In another iteration, Wreck Beach sits atop a painted sea, reminiscent of the final piece.

“The reason why the mural is structured with a top and a bottom is because something that was absolutely essential to us and Verónica is that we wanted to show that sea level rise line as accurate to scale as possible,” said Leon.

This idea — meant to convey the stark reality of sea level rise — carried over to the mural’s final version, where the rising sea takes over another familiar space at UBC.

The finished mural depicts IKB in the worst case-scenario, with waters having risen 1.2 metres. Multiple familiar species inhabit the waters, including sockeye salmon and arctic cod, which Assignon explained will face severe population decline by 2100. Also in the waters are various species of kelp, seaweed and coral — all of which are at risk due to climate change.

The Ladner Clock Tower stands behind a group of cedar trees, its face standing out against the bright colours found in the rest of the painting while matching the dark shell of the Pacific Leatherback Turtle.

“I wanted to subtly hint to the fact that we're moving at turtle pace in addressing climate change,” Assignon said.

Another subtle feature is the inclusion of English ivy on the library’s walls — a symbol of the artists and mural being situated on unceded Musqueam land.

“This plant dramatically encroaches on the ability of native species to thrive, just like settler colonialism is often in direct interference with Indigenous sovereignty,” said Assignon.

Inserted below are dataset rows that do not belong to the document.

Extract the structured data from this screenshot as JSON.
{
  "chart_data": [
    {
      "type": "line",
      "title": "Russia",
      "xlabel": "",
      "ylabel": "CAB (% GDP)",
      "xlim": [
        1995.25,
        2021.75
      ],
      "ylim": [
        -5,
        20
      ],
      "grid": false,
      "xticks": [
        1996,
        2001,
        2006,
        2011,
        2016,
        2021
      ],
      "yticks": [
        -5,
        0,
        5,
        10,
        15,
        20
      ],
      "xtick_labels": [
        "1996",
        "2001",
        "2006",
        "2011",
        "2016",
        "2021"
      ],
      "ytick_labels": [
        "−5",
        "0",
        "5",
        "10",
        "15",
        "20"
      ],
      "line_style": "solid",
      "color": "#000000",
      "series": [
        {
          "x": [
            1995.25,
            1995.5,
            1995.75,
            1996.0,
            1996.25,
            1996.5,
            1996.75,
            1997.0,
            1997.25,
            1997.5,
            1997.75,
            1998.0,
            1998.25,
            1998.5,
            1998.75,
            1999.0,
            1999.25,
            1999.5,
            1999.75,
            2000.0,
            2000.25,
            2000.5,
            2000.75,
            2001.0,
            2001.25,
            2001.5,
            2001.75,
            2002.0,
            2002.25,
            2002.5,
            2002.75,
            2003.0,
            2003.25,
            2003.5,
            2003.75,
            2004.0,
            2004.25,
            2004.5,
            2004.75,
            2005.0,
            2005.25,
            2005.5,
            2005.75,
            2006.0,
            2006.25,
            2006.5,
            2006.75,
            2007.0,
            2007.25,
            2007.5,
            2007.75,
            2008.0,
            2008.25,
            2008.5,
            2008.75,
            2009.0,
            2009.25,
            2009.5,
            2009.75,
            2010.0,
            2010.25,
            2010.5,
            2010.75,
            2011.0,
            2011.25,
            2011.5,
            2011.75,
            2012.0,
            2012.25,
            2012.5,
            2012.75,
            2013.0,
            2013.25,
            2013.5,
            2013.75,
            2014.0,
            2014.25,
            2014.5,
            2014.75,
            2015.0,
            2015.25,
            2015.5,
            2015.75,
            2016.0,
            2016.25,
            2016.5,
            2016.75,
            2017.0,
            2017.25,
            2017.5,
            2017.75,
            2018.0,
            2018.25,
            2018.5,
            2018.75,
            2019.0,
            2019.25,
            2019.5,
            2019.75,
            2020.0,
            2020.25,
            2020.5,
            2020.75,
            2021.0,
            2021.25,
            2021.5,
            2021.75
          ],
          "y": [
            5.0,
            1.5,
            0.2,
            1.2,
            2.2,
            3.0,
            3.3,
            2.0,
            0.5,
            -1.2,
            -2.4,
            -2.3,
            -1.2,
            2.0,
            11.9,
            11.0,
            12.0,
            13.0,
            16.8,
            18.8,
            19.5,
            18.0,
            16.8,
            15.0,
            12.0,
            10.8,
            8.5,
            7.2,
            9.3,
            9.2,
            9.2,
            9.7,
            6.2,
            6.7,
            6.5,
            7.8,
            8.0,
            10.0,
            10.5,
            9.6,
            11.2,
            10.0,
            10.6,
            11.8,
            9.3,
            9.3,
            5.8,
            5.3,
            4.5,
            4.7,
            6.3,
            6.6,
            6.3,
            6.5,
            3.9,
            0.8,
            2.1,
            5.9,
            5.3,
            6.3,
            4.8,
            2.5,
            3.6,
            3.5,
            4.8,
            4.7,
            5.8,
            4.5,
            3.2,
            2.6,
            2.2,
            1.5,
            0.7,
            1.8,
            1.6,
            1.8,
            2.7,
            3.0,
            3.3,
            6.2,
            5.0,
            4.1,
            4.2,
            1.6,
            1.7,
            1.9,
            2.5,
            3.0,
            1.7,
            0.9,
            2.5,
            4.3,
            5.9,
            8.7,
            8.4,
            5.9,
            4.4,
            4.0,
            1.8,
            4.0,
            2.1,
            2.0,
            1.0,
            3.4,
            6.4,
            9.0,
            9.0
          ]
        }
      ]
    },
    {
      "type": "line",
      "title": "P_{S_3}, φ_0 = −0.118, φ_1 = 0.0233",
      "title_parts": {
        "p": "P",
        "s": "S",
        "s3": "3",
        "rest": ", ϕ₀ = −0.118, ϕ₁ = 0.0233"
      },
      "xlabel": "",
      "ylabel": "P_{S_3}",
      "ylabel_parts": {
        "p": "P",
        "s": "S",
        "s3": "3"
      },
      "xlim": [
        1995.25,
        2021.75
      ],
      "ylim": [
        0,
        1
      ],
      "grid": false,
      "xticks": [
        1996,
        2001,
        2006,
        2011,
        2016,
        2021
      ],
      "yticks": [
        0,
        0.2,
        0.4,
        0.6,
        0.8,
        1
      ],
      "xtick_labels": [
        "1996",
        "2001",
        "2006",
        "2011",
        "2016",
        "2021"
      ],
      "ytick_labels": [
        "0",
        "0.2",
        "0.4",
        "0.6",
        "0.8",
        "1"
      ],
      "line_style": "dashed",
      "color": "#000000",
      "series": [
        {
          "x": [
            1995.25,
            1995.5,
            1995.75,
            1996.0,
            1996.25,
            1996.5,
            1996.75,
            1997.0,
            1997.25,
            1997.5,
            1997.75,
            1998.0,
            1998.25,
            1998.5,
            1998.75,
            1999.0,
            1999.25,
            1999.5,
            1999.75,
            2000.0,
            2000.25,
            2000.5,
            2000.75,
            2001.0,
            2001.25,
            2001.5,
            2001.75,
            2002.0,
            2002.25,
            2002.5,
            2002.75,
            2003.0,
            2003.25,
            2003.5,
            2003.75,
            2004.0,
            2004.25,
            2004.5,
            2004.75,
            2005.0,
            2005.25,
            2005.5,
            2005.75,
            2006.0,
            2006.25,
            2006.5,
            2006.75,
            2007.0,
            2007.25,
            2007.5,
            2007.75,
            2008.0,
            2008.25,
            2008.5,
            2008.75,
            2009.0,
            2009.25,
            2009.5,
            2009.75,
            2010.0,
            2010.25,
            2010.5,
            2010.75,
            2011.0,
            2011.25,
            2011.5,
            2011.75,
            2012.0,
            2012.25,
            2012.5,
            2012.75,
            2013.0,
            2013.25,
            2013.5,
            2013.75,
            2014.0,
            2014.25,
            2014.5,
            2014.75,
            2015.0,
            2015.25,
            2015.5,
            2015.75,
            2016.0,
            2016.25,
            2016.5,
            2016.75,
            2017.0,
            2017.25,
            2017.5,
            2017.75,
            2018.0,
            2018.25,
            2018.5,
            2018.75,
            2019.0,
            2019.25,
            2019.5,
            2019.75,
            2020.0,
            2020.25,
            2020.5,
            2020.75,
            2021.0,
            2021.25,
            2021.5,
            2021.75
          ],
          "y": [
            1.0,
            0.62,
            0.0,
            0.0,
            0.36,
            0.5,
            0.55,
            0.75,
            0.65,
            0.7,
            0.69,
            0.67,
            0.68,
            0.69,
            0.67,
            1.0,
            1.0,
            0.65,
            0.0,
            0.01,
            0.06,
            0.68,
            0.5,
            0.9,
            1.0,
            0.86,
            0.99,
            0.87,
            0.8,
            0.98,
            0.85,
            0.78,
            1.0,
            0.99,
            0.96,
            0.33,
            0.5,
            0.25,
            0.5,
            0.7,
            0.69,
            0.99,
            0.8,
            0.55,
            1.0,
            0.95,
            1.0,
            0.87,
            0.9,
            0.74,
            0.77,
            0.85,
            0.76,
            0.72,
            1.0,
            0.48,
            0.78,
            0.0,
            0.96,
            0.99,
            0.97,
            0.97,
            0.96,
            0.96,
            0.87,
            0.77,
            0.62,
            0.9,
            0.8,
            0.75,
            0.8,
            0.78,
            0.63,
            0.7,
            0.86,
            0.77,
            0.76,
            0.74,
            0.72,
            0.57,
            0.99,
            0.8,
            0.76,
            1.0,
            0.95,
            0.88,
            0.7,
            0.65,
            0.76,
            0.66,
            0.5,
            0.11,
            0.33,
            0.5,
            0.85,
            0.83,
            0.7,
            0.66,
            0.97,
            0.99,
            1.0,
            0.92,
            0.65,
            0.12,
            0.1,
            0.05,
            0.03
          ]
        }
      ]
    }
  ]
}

Assignon and Leon’s mural is personal to the place it inhabits and aims to inspire action to avoid the environmental disasters it portrays.

“I see everyday the power of art in gathering people and making us move through our emotions and create wonderful things,” said Assignon, highlighting the hopeful aspect of the piece.

But while optimistic about our ability to prevent the worst, the artists don’t water down the reality of our situation — the mural’s clock serves as a reminder that time is running out and action is still not happening fast enough.